It was just after dawn when the sound of gunfire summoned cruisers to a home in John D’Or Prairie, a First Nations settlement of 1,000 in northern Alberta.
Inside the house, officers with the RCMP and North Peace Tribal Police found a 48-year-old man, shot through the abdomen and lying dead in a puddle of blood.
Outside, they found a recently fired Winchester and a 13-year-old boy.
The dead man was his father, the boy would tell officers, and he had killed him in self-defence.
Last week, an Alberta judge agreed, setting the teenager free after more than two years in custody.
“He is not a murderer,” lawyer Doug Majaesic told the CBC’s Janice Johnston after his client was found not guilty of second-degree murder.
Even after the years of abuse, death threats and domestic violence, the boy had taken no pleasure in killing his father, said the lawyer. He was “devastated in fact,” said Majaesic.
The boy and his family cannot be named under the terms of the Youth Criminal Justice Act. But according to an exhaustive account gathered at the trial by CBC, the accused had resorted after years of abuse meted out to him, his siblings and his mother.
‘You got three seconds to leave or I’m gonna kill you. You and your mom’
The father had hit his children almost every day, threatened to kill them more times than they could count, put a son into the hospital by forcing him to take unprescribed pills and pushed his daughter into a bathtub, causing a miscarriage.
One time, he had tried to run over the children with his truck.
The boy’s mother may have taken the worst of the abuse. She appeared on the stand in High Level, Alta., without upper teeth and with scars and lumps covering her head.
The abuse came to a head in the early hours of Aug. 5, 2013. After the accused’s father began attacking his mother, the boy grabbed a rifle and burst into his parent’s bedroom to intervene.
“And then he (the father) said: ‘You got three seconds to leave or I’m gonna kill you. You and your mom’ … Then he looked at me. And then I pulled the trigger,” the accused told the court, according to CBC.
The weapon was a Winchester 30-30, the same type of lever-action rifle that would be used in the October 2014 parliament shooting.
While it is extremely rare for a child to kill a parent in an apparent act of self-defence, it does seem to occur with semi-regularity in the prairies.
Only a few months before the John D’Or Prairie shooting, a 14-year-old boy in rural Manitoba fatally stabbed his father under similar circumstances.

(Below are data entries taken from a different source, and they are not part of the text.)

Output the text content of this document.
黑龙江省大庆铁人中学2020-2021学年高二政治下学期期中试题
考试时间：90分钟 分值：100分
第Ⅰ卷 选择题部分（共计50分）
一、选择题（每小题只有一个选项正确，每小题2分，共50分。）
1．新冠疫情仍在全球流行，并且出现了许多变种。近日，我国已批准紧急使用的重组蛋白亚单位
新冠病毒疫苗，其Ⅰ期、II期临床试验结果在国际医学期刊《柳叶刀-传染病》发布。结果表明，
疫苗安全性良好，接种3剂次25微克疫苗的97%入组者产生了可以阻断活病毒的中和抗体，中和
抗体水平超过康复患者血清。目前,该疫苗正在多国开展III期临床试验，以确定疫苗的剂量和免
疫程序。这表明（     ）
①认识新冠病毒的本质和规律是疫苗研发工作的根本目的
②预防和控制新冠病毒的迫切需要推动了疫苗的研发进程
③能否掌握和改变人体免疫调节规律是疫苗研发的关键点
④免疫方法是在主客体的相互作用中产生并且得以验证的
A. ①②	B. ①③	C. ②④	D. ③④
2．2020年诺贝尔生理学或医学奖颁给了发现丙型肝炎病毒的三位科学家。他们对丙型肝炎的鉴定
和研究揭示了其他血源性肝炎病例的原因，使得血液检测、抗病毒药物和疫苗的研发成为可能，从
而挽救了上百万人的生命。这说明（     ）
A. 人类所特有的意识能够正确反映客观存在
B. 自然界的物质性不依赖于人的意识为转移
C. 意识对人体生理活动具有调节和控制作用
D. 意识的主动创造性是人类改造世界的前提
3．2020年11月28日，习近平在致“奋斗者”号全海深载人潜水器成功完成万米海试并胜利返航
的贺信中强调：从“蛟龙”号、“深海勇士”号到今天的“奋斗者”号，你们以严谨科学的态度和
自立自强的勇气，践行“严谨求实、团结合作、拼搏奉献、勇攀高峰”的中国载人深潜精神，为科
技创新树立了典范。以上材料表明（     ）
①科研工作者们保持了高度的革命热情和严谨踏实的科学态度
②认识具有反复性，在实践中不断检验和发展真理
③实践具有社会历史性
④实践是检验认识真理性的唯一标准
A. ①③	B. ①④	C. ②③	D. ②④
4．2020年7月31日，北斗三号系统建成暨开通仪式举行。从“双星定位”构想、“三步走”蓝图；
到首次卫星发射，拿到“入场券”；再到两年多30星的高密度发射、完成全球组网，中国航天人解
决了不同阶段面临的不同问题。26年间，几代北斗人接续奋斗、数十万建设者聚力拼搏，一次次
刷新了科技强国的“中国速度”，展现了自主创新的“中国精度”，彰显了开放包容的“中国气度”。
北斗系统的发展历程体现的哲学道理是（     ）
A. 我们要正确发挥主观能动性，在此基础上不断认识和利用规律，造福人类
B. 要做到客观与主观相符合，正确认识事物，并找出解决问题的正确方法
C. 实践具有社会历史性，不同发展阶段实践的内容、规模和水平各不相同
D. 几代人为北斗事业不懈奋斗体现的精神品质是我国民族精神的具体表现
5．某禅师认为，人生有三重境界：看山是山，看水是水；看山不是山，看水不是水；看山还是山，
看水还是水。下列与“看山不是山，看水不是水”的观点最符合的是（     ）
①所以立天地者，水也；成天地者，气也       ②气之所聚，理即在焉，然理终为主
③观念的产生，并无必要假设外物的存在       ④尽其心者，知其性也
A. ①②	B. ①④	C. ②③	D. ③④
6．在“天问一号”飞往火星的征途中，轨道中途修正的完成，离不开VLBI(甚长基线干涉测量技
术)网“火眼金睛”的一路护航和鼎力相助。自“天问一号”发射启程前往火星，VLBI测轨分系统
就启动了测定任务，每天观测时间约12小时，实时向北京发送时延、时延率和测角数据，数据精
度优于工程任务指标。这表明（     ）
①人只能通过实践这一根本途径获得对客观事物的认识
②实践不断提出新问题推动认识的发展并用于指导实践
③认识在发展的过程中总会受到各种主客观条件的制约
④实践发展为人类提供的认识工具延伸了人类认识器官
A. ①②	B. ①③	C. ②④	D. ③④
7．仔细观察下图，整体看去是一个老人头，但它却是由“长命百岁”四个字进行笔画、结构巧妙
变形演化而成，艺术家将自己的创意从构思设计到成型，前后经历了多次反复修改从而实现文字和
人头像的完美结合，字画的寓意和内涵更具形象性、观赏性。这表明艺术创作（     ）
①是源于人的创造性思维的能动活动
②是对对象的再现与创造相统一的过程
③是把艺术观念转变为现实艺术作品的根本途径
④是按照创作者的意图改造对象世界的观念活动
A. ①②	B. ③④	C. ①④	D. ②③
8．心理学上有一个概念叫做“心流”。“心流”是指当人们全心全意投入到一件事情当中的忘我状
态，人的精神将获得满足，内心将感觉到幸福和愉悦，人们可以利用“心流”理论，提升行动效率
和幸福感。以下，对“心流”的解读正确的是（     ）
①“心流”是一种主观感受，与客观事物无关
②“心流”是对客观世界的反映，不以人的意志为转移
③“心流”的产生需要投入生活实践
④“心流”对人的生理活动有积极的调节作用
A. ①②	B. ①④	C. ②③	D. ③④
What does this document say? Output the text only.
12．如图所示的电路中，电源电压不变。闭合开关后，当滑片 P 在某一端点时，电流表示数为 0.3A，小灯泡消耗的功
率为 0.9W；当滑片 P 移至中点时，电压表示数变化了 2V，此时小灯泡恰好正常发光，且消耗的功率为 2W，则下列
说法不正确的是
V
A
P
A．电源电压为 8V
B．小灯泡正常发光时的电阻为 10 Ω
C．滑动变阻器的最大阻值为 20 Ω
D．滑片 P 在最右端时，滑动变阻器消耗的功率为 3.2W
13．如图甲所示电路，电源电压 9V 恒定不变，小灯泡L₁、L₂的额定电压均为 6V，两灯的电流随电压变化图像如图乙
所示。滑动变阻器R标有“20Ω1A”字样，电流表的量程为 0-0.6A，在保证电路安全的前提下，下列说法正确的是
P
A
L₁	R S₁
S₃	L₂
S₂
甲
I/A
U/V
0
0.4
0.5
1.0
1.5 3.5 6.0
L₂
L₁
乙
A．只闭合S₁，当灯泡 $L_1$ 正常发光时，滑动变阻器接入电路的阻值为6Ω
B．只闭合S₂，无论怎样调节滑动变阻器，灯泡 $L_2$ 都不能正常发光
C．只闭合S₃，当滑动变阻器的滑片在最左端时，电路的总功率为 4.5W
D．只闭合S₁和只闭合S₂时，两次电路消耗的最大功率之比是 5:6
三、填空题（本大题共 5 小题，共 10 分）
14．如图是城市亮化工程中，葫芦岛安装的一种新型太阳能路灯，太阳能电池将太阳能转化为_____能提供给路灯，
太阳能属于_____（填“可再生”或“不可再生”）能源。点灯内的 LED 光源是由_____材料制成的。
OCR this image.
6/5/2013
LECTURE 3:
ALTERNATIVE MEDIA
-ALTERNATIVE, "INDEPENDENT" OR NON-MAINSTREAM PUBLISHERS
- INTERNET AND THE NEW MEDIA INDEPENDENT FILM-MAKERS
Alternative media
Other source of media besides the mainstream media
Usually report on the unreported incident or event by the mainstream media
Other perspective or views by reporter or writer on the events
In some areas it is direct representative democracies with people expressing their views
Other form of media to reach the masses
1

After drinking all day, the father struck his wife with a cellphone and squeezed lemon juice into her eyes. The son intervened, and in the ensuing scuffle fatally severed his father’s pulmonary artery.
“His worry was that if he didn’t overcome his father, they’d both be beaten to death,” the 14-year-old’s defence lawyer had said at trial.
Two years before that, 27-year-old Matthew Crichton shot his abusive 73-year-old father at the family’s rural residence in Grovedale, Alta.
He pleaded guilty to manslaughter, arguing that he intended to fire only a warning shot, and was given a few months in jail.
“It’s been for the best,” Crichton told Postmedia in 2013. “My mom might eventually have been killed by my father … and everyone can just be who they want to be.”